L’UNIVERSITÀ IN PRESENZA È UN CAMMINO
Da pochi giorni, finalmente, le università hanno riaperto le attività in presenza. Gli esami sono i primi test dell’inizio di un nuovo anno accademico che dovrebbe ripristinare negli atenei una «normalità» perduta. Troppo presto per azzardare bilanci e previsioni. Ma è possibile percepire qualche segnale su cui mi pare utile riflettere.

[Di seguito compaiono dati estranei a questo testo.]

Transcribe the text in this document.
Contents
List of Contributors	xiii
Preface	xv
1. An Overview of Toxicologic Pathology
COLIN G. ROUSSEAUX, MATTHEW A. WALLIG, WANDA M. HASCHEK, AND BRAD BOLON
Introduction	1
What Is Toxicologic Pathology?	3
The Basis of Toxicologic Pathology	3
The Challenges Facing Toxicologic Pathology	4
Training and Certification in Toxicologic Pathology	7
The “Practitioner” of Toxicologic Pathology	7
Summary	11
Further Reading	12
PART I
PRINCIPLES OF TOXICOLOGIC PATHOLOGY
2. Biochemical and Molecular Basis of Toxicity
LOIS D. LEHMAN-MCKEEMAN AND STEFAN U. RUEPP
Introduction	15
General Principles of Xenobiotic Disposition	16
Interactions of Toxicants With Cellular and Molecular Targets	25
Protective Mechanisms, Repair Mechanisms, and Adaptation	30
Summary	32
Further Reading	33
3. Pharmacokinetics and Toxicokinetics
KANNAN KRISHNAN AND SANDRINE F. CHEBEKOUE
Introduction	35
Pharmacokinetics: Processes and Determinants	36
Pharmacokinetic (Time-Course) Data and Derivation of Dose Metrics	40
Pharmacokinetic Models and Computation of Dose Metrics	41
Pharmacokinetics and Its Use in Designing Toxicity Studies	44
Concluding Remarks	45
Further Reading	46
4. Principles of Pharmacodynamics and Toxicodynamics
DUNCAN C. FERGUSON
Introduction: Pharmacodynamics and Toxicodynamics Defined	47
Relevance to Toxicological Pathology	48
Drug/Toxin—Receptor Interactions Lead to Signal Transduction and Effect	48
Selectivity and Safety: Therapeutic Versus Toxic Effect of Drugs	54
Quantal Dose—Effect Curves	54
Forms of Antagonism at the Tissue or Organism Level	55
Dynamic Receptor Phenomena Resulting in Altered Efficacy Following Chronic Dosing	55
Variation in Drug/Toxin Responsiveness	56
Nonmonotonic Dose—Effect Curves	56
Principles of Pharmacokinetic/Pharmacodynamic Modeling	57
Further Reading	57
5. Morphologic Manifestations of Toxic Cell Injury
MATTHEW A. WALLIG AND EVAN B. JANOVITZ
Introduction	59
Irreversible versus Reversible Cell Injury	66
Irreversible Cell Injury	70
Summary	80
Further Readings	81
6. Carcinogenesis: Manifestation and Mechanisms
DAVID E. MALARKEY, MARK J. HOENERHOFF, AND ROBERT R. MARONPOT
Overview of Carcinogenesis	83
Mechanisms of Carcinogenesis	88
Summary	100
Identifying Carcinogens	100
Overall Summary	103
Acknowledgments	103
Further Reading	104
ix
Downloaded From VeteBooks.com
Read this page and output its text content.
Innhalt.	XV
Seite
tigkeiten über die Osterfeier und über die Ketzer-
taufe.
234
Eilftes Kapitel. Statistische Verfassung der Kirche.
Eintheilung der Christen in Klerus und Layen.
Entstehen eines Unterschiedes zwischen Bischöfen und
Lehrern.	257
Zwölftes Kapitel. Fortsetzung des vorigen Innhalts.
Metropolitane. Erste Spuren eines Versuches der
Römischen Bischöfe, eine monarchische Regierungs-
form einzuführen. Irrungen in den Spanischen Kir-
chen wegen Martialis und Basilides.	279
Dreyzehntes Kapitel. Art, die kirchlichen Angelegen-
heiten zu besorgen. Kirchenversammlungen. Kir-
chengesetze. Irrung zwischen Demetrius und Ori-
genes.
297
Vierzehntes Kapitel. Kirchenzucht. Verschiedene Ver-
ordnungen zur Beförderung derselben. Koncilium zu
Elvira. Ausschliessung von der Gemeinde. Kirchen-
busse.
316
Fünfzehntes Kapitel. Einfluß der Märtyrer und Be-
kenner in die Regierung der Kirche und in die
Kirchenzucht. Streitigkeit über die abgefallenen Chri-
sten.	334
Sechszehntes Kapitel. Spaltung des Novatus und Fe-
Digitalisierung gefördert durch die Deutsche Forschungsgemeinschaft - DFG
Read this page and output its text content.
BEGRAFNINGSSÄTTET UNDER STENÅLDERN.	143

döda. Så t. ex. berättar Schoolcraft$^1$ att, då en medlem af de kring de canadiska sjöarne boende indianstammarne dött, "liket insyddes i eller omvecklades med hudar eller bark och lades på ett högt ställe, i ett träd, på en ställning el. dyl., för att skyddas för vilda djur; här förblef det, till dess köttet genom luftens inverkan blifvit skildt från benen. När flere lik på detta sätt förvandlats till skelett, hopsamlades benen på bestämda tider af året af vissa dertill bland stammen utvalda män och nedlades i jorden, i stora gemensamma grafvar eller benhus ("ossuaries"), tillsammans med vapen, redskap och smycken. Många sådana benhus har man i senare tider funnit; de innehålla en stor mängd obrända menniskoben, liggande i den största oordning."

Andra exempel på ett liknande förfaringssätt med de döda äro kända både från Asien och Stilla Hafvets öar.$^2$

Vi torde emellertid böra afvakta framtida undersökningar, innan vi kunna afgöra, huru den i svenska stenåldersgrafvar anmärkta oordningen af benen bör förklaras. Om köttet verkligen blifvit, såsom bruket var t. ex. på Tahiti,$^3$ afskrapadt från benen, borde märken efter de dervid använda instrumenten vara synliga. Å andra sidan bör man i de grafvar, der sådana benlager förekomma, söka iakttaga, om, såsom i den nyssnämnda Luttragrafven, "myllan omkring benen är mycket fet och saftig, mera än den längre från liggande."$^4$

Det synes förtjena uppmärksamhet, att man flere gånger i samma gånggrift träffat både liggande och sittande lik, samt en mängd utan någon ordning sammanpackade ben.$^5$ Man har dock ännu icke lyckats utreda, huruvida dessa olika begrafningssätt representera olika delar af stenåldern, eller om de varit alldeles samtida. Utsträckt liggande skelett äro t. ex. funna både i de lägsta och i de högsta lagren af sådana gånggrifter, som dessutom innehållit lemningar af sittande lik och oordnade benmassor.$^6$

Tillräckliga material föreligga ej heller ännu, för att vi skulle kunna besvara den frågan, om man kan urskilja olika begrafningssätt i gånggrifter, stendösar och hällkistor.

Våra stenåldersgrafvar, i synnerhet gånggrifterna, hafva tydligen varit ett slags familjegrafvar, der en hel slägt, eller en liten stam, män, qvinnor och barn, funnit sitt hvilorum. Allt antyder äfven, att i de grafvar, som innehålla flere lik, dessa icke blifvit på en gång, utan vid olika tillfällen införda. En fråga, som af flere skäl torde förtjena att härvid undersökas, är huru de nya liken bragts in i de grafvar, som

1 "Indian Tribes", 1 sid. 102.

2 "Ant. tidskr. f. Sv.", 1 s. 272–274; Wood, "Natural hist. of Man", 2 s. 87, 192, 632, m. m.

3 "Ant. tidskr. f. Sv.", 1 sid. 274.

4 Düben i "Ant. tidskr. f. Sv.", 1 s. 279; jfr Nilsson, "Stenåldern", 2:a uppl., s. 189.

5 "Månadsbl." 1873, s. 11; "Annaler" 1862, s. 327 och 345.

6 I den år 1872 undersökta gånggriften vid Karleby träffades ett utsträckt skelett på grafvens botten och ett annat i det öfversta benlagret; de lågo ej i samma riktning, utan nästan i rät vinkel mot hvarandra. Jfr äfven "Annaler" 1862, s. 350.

Dopo due anni di didattica a distanza, gli studenti iscritti durante la pandemia hanno assorbito (non per loro colpa) un modello di università «on demand» che potrebbe produrre pericolosi fraintendimenti. La registrazione della lezione, per esempio, ha creato l’illusione che i corsi potessero essere seguiti, come accade con una qualsiasi serie televisiva, comodamente sdraiati nel proprio letto, a qualsiasi ora e senza alcuno sforzo. Si è perduta, in questo lunghissimo tunnel dell’epidemia, l’idea che l’esperienza universitaria richieda soprattutto una postura: svegliarsi, raggiungere le aule, conquistare un buon posto, ascoltare la lezione in quell’ora precisa. Un umile esercizio quotidiano per allenarsi alla vita e alle necessarie responsabilità ad essa collegate. Lo stesso discorso vale per gli esami che, alcune matricole, avrebbero voluto sostenere in giorni diversi dagli appelli.
Ma c’è di più: chi si è abituato ad avvalersi di occulti sistemi fraudolenti per truccare la valutazione (dal suggeritore al doppio schermo manovrato da complici), ora si agita per conservare l’opzione online. Vedere lo studente smarrito di fronte alla domanda e, pochi secondi dopo, rispondere con velocità, non è stata una prova edificante! Ritornare alla «normalità», significa soprattutto recuperare una postura perduta. Far capire agli studenti che non è il pezzo di carta l’obiettivo. Ma l’esperienza del viaggio che si compie assieme, con onestà, all’interno della comunità universitaria. Solo il camminare, come ricorda Antonio Machado, può renderci migliori: «Viandante non c’è via,/ la via si fa con l’andare».